Making national news, for the right reasons

Published 4:07 pm Monday, March 21, 2016

It’s not often that eastern North Carolina makes the national news. In fact, for the most part, it’s mostly hurricanes and tornadoes, and the occasional particularly gruesome homicide, that tend to catapult towns of North Carolina’s coastal plain into the limelight.

During the last week, however, the Greenville Police Department has gone national with its response to a photo posted on Facebook that was less than complimentary to the department, depicting a young man standing next to a police vehicle, making crude gestures with both hand and body. The photo was shared, and shared again, until it came to the attention of police officials.

The Greenville Police Department’s response was about as close to perfect as it gets. It starts by identifying the vehicle Brandon Mateo is using as a prop as belonging to the head of Greenville’s Gang Unit, a 12-year veteran of the force and someone who “is there on a daily basis as a helping hand during some of the most terrible moments in someone’s life.”
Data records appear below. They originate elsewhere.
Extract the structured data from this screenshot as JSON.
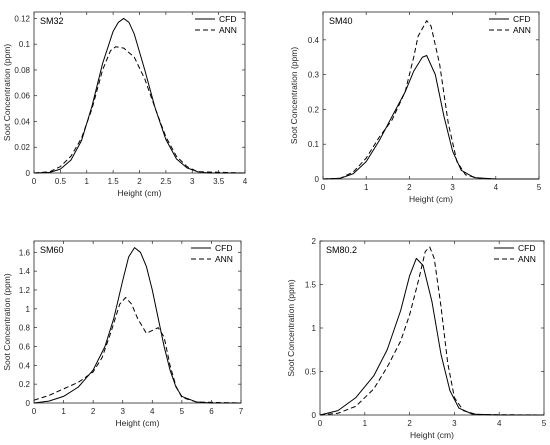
{
  "chart_data": [
    {
      "type": "line",
      "title": "SM32",
      "xlabel": "Height (cm)",
      "ylabel": "Soot Concentration (ppm)",
      "xlim": [
        0,
        4
      ],
      "ylim": [
        0,
        0.125
      ],
      "xticks": [
        0,
        0.5,
        1,
        1.5,
        2,
        2.5,
        3,
        3.5,
        4
      ],
      "xtick_labels": [
        "0",
        "0.5",
        "1",
        "1.5",
        "2",
        "2.5",
        "3",
        "3.5",
        "4"
      ],
      "yticks": [
        0,
        0.02,
        0.04,
        0.06,
        0.08,
        0.1,
        0.12
      ],
      "ytick_labels": [
        "0",
        "0.02",
        "0.04",
        "0.06",
        "0.08",
        "0.1",
        "0.12"
      ],
      "legend": "top-right",
      "grid": false,
      "series": [
        {
          "name": "CFD",
          "dash": "solid",
          "x": [
            0,
            0.3,
            0.5,
            0.7,
            0.9,
            1.1,
            1.3,
            1.5,
            1.6,
            1.7,
            1.8,
            1.9,
            2.1,
            2.3,
            2.5,
            2.7,
            2.9,
            3.1,
            3.3,
            4
          ],
          "y": [
            0,
            0.0005,
            0.003,
            0.01,
            0.025,
            0.052,
            0.085,
            0.11,
            0.117,
            0.12,
            0.117,
            0.108,
            0.08,
            0.05,
            0.026,
            0.011,
            0.004,
            0.001,
            0,
            0
          ]
        },
        {
          "name": "ANN",
          "dash": "dashed",
          "x": [
            0,
            0.3,
            0.5,
            0.7,
            0.9,
            1.1,
            1.3,
            1.45,
            1.55,
            1.7,
            1.9,
            2.1,
            2.3,
            2.5,
            2.7,
            2.9,
            3.1,
            4
          ],
          "y": [
            0,
            0.001,
            0.005,
            0.013,
            0.027,
            0.05,
            0.08,
            0.095,
            0.098,
            0.097,
            0.09,
            0.073,
            0.05,
            0.028,
            0.013,
            0.005,
            0.001,
            0
          ]
        }
      ]
    },
    {
      "type": "line",
      "title": "SM40",
      "xlabel": "Height (cm)",
      "ylabel": "Soot Concentration (ppm)",
      "xlim": [
        0,
        5
      ],
      "ylim": [
        0,
        0.48
      ],
      "xticks": [
        0,
        1,
        2,
        3,
        4,
        5
      ],
      "xtick_labels": [
        "0",
        "1",
        "2",
        "3",
        "4",
        "5"
      ],
      "yticks": [
        0,
        0.1,
        0.2,
        0.3,
        0.4
      ],
      "ytick_labels": [
        "0",
        "0.1",
        "0.2",
        "0.3",
        "0.4"
      ],
      "legend": "top-right",
      "grid": false,
      "series": [
        {
          "name": "CFD",
          "dash": "solid",
          "x": [
            0,
            0.4,
            0.7,
            1.0,
            1.3,
            1.6,
            1.9,
            2.1,
            2.3,
            2.4,
            2.6,
            2.8,
            3.0,
            3.2,
            3.5,
            4.0,
            5
          ],
          "y": [
            0,
            0.002,
            0.015,
            0.05,
            0.11,
            0.18,
            0.25,
            0.31,
            0.35,
            0.355,
            0.3,
            0.18,
            0.08,
            0.025,
            0.004,
            0,
            0
          ]
        },
        {
          "name": "ANN",
          "dash": "dashed",
          "x": [
            0,
            0.4,
            0.7,
            1.0,
            1.3,
            1.6,
            1.9,
            2.1,
            2.2,
            2.4,
            2.5,
            2.7,
            2.9,
            3.1,
            3.3,
            3.6,
            4.0,
            5
          ],
          "y": [
            0,
            0.002,
            0.02,
            0.06,
            0.12,
            0.17,
            0.25,
            0.35,
            0.41,
            0.455,
            0.44,
            0.33,
            0.16,
            0.05,
            0.012,
            0.002,
            0,
            0
          ]
        }
      ]
    },
    {
      "type": "line",
      "title": "SM60",
      "xlabel": "Height (cm)",
      "ylabel": "Soot Concentration (ppm)",
      "xlim": [
        0,
        7
      ],
      "ylim": [
        0,
        1.72
      ],
      "xticks": [
        0,
        1,
        2,
        3,
        4,
        5,
        6,
        7
      ],
      "xtick_labels": [
        "0",
        "1",
        "2",
        "3",
        "4",
        "5",
        "6",
        "7"
      ],
      "yticks": [
        0,
        0.2,
        0.4,
        0.6,
        0.8,
        1,
        1.2,
        1.4,
        1.6
      ],
      "ytick_labels": [
        "0",
        "0.2",
        "0.4",
        "0.6",
        "0.8",
        "1",
        "1.2",
        "1.4",
        "1.6"
      ],
      "legend": "top-right",
      "grid": false,
      "series": [
        {
          "name": "CFD",
          "dash": "solid",
          "x": [
            0,
            0.5,
            1.0,
            1.5,
            2.0,
            2.4,
            2.7,
            3.0,
            3.2,
            3.4,
            3.6,
            3.8,
            4.0,
            4.2,
            4.4,
            4.6,
            4.8,
            5.0,
            5.5,
            6.0,
            7
          ],
          "y": [
            0,
            0.02,
            0.07,
            0.17,
            0.35,
            0.6,
            0.9,
            1.3,
            1.55,
            1.65,
            1.6,
            1.45,
            1.2,
            0.9,
            0.6,
            0.35,
            0.17,
            0.07,
            0.01,
            0,
            0
          ]
        },
        {
          "name": "ANN",
          "dash": "dashed",
          "x": [
            0,
            0.5,
            1.0,
            1.5,
            2.0,
            2.3,
            2.6,
            2.9,
            3.1,
            3.3,
            3.5,
            3.8,
            4.0,
            4.2,
            4.4,
            4.6,
            4.8,
            5.0,
            5.5,
            7
          ],
          "y": [
            0.03,
            0.08,
            0.15,
            0.22,
            0.33,
            0.48,
            0.75,
            1.05,
            1.12,
            1.05,
            0.9,
            0.74,
            0.77,
            0.8,
            0.7,
            0.4,
            0.18,
            0.06,
            0.01,
            0
          ]
        }
      ]
    },
    {
      "type": "line",
      "title": "SM80.2",
      "xlabel": "Height (cm)",
      "ylabel": "Soot Concentration (ppm)",
      "xlim": [
        0,
        5
      ],
      "ylim": [
        0,
        2.0
      ],
      "xticks": [
        0,
        1,
        2,
        3,
        4,
        5
      ],
      "xtick_labels": [
        "0",
        "1",
        "2",
        "3",
        "4",
        "5"
      ],
      "yticks": [
        0,
        0.5,
        1,
        1.5,
        2
      ],
      "ytick_labels": [
        "0",
        "0.5",
        "1",
        "1.5",
        "2"
      ],
      "legend": "top-right",
      "grid": false,
      "series": [
        {
          "name": "CFD",
          "dash": "solid",
          "x": [
            0,
            0.4,
            0.8,
            1.2,
            1.5,
            1.8,
            2.0,
            2.15,
            2.3,
            2.5,
            2.7,
            2.9,
            3.1,
            3.4,
            4.0,
            5
          ],
          "y": [
            0,
            0.05,
            0.2,
            0.45,
            0.75,
            1.2,
            1.6,
            1.8,
            1.72,
            1.3,
            0.7,
            0.28,
            0.08,
            0.01,
            0,
            0
          ]
        },
        {
          "name": "ANN",
          "dash": "dashed",
          "x": [
            0,
            0.4,
            0.8,
            1.2,
            1.5,
            1.8,
            2.0,
            2.2,
            2.35,
            2.45,
            2.55,
            2.7,
            2.85,
            3.0,
            3.2,
            3.5,
            5
          ],
          "y": [
            0,
            0.02,
            0.1,
            0.3,
            0.55,
            0.85,
            1.15,
            1.55,
            1.88,
            1.93,
            1.8,
            1.25,
            0.6,
            0.2,
            0.05,
            0.005,
            0
          ]
        }
      ]
    }
  ]
}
“You see Brandon, we probably have a lot more in common with you than you might think. As police officers in today’s world, unfortunately, we get our fair share of criticism and ridicule … simply for doing our jobs. We hate that you chose to partake in that, but we’d also imagine you are probably on the receiving end of some of that right now, too. We feel you. Our advice: Keep your chin up. Some days you are the windshield and some days you are the bug.”

Then Greenville Police offer to take Mateo on a ride-along, in the front seat, so he can actually see what police officers do on a daily basis.
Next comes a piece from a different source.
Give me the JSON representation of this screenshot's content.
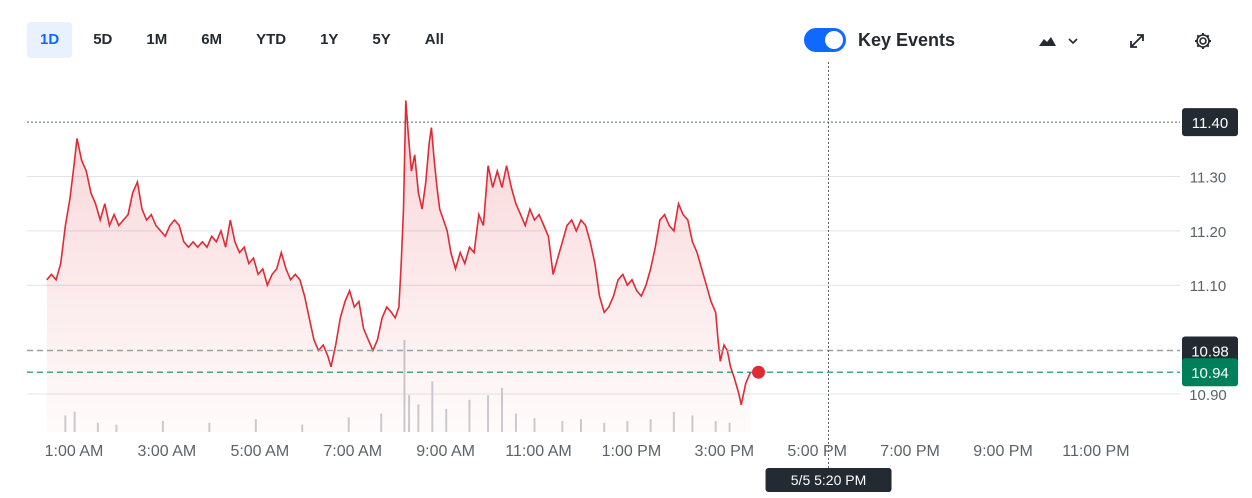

As of Monday at noon, Mateo had spoken to GPD Chief Mark Holtzman and Public Information Officer Kristen Hunter and will take them up on their offer.

Kudos to Greenville Police for taking the high road. Its response was not angry or threatening, instead it was a lesson in tolerance: “Don’t like us? Why don’t you get to know us?”
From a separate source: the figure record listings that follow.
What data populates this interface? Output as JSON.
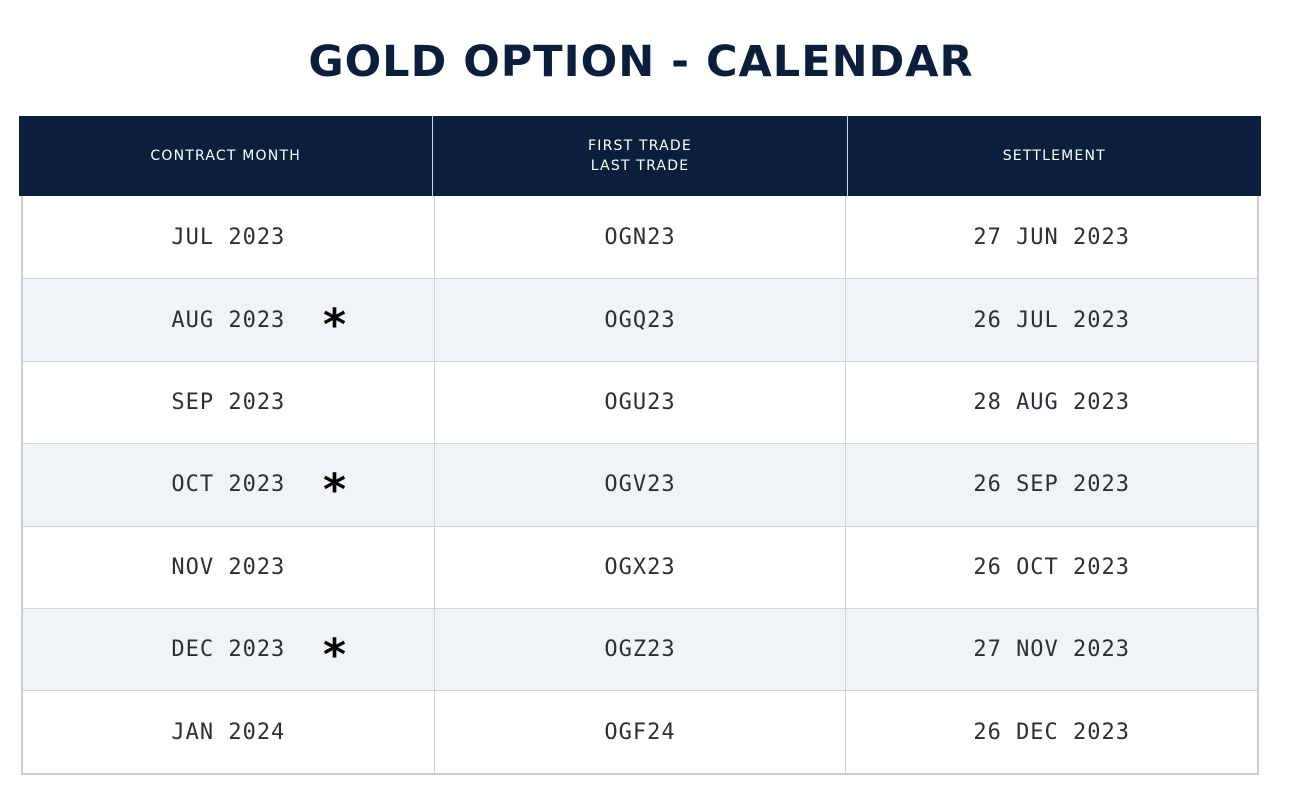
{
  "title": "GOLD OPTION - CALENDAR",
  "columns": {
    "contract_month": "CONTRACT MONTH",
    "first_trade": "FIRST TRADE",
    "last_trade": "LAST TRADE",
    "settlement": "SETTLEMENT"
  },
  "rows": [
    {
      "contract_month": "JUL 2023",
      "marker": "",
      "code": "OGN23",
      "settlement": "27 JUN 2023"
    },
    {
      "contract_month": "AUG 2023",
      "marker": "*",
      "code": "OGQ23",
      "settlement": "26 JUL 2023"
    },
    {
      "contract_month": "SEP 2023",
      "marker": "",
      "code": "OGU23",
      "settlement": "28 AUG 2023"
    },
    {
      "contract_month": "OCT 2023",
      "marker": "*",
      "code": "OGV23",
      "settlement": "26 SEP 2023"
    },
    {
      "contract_month": "NOV 2023",
      "marker": "",
      "code": "OGX23",
      "settlement": "26 OCT 2023"
    },
    {
      "contract_month": "DEC 2023",
      "marker": "*",
      "code": "OGZ23",
      "settlement": "27 NOV 2023"
    },
    {
      "contract_month": "JAN 2024",
      "marker": "",
      "code": "OGF24",
      "settlement": "26 DEC 2023"
    }
  ],
  "colors": {
    "header_bg": "#0a1f3c",
    "title": "#0a1f3c",
    "alt_row_bg": "#f1f4f7"
  }
}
That’s the way it should be. Over the past several years, Washington Police has made it its mission to provide the same opportunities through events and programs that truly define the phrase community outreach. Beaufort County Police Activities League does the same, hosting events where residents can get to know their local first responders on a more personal level.

Beaufort County agencies might not be making national news, but they’re certainly making the effort to bring the community together.